During the split-fill period, the patient faces no copay. After three months, the patient begins receiving the pills in monthly supplies, but also with a $10 copay.
Amy Monahan, a law professor on the benefits advisory committee, said some members worried the system could be burdensome because a patient has to keep going back to the pharmacy, “and this is someone obviously dealing with a very serious illness and you want to make sure you’re not imposing this horrible burden on someone.” Patients can pick drugs up at a pharmacy or have them delivered to their homes.
Samith Kochuparambil, a Minneapolis oncologist, said he agreed with the concept in principle but had practical concerns, such as that outside pharmacy nurses wouldn’t know a patient’s health history well and might mistake a patient’s pre-existing health condition for a drug side effect.

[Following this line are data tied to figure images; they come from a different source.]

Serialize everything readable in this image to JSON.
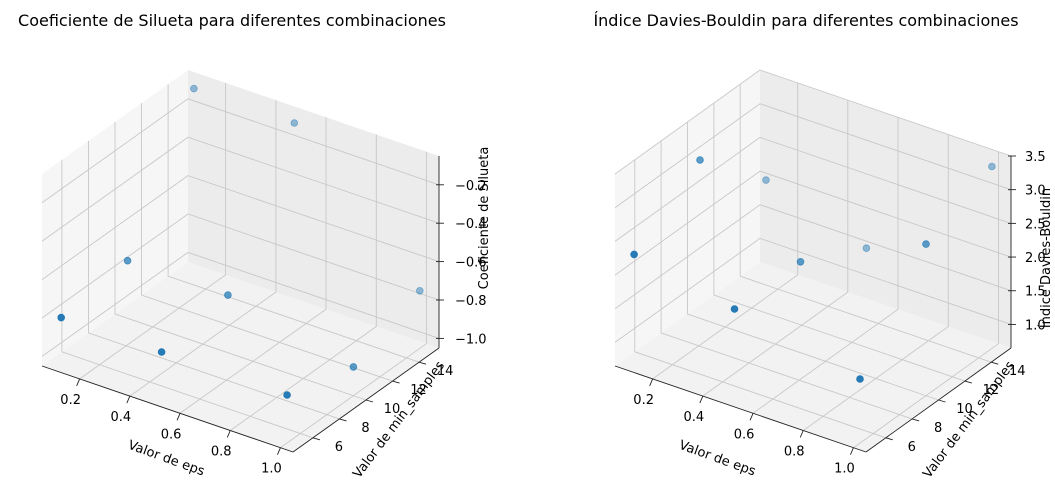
{
  "chart_data": [
    {
      "type": "scatter",
      "projection": "3d",
      "title": "Coeficiente de Silueta para diferentes combinaciones",
      "xlabel": "Valor de eps",
      "ylabel": "Valor de min_samples",
      "zlabel": "Coeficiente de Silueta",
      "xlim": [
        0.05,
        1.05
      ],
      "ylim": [
        4.5,
        15.5
      ],
      "zlim": [
        -1.05,
        -0.05
      ],
      "xticks": [
        "0.2",
        "0.4",
        "0.6",
        "0.8",
        "1.0"
      ],
      "yticks": [
        "6",
        "8",
        "10",
        "12",
        "14"
      ],
      "zticks": [
        "−1.0",
        "−0.8",
        "−0.6",
        "−0.4",
        "−0.2"
      ],
      "grid": true,
      "point_color": "#1f77b4",
      "points": [
        {
          "x": 0.1,
          "y": 5,
          "z": -0.8
        },
        {
          "x": 0.5,
          "y": 5,
          "z": -0.8
        },
        {
          "x": 1.0,
          "y": 5,
          "z": -0.8
        },
        {
          "x": 0.1,
          "y": 10,
          "z": -0.75
        },
        {
          "x": 0.5,
          "y": 10,
          "z": -0.75
        },
        {
          "x": 1.0,
          "y": 10,
          "z": -0.9
        },
        {
          "x": 0.1,
          "y": 15,
          "z": -0.1
        },
        {
          "x": 0.5,
          "y": 15,
          "z": -0.1
        },
        {
          "x": 1.0,
          "y": 15,
          "z": -0.75
        }
      ]
    },
    {
      "type": "scatter",
      "projection": "3d",
      "title": "Índice Davies-Bouldin para diferentes combinaciones",
      "xlabel": "Valor de eps",
      "ylabel": "Valor de min_samples",
      "zlabel": "Índice Davies-Bouldin",
      "xlim": [
        0.05,
        1.05
      ],
      "ylim": [
        4.5,
        15.5
      ],
      "zlim": [
        0.65,
        3.5
      ],
      "xticks": [
        "0.2",
        "0.4",
        "0.6",
        "0.8",
        "1.0"
      ],
      "yticks": [
        "6",
        "8",
        "10",
        "12",
        "14"
      ],
      "zticks": [
        "1.0",
        "1.5",
        "2.0",
        "2.5",
        "3.0",
        "3.5"
      ],
      "grid": true,
      "point_color": "#1f77b4",
      "points": [
        {
          "x": 0.1,
          "y": 5,
          "z": 2.3
        },
        {
          "x": 0.5,
          "y": 5,
          "z": 2.0
        },
        {
          "x": 1.0,
          "y": 5,
          "z": 1.6
        },
        {
          "x": 0.1,
          "y": 10,
          "z": 3.0
        },
        {
          "x": 0.5,
          "y": 10,
          "z": 2.0
        },
        {
          "x": 1.0,
          "y": 10,
          "z": 2.9
        },
        {
          "x": 0.1,
          "y": 15,
          "z": 2.0
        },
        {
          "x": 0.5,
          "y": 15,
          "z": 1.5
        },
        {
          "x": 1.0,
          "y": 15,
          "z": 3.35
        }
      ]
    }
  ]
}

Since the program began in February, a small number of patients have had prescriptions filled this way, with no complaints so far, said Mr. Horstman, the benefits director. It is too soon to know if it is saving money, but it has done so elsewhere. Diplomat Specialty Pharmacy in Flint, Mich., installed a split-fill program for employer and insurer clients in 2010 and found they could save about 19% on the targeted drugs, said Atheer Kaddis, a senior vice president.
Given the trend in drug prices, said Dr. Schondelmeyer, “At some point, we can’t keep writing blank checks.”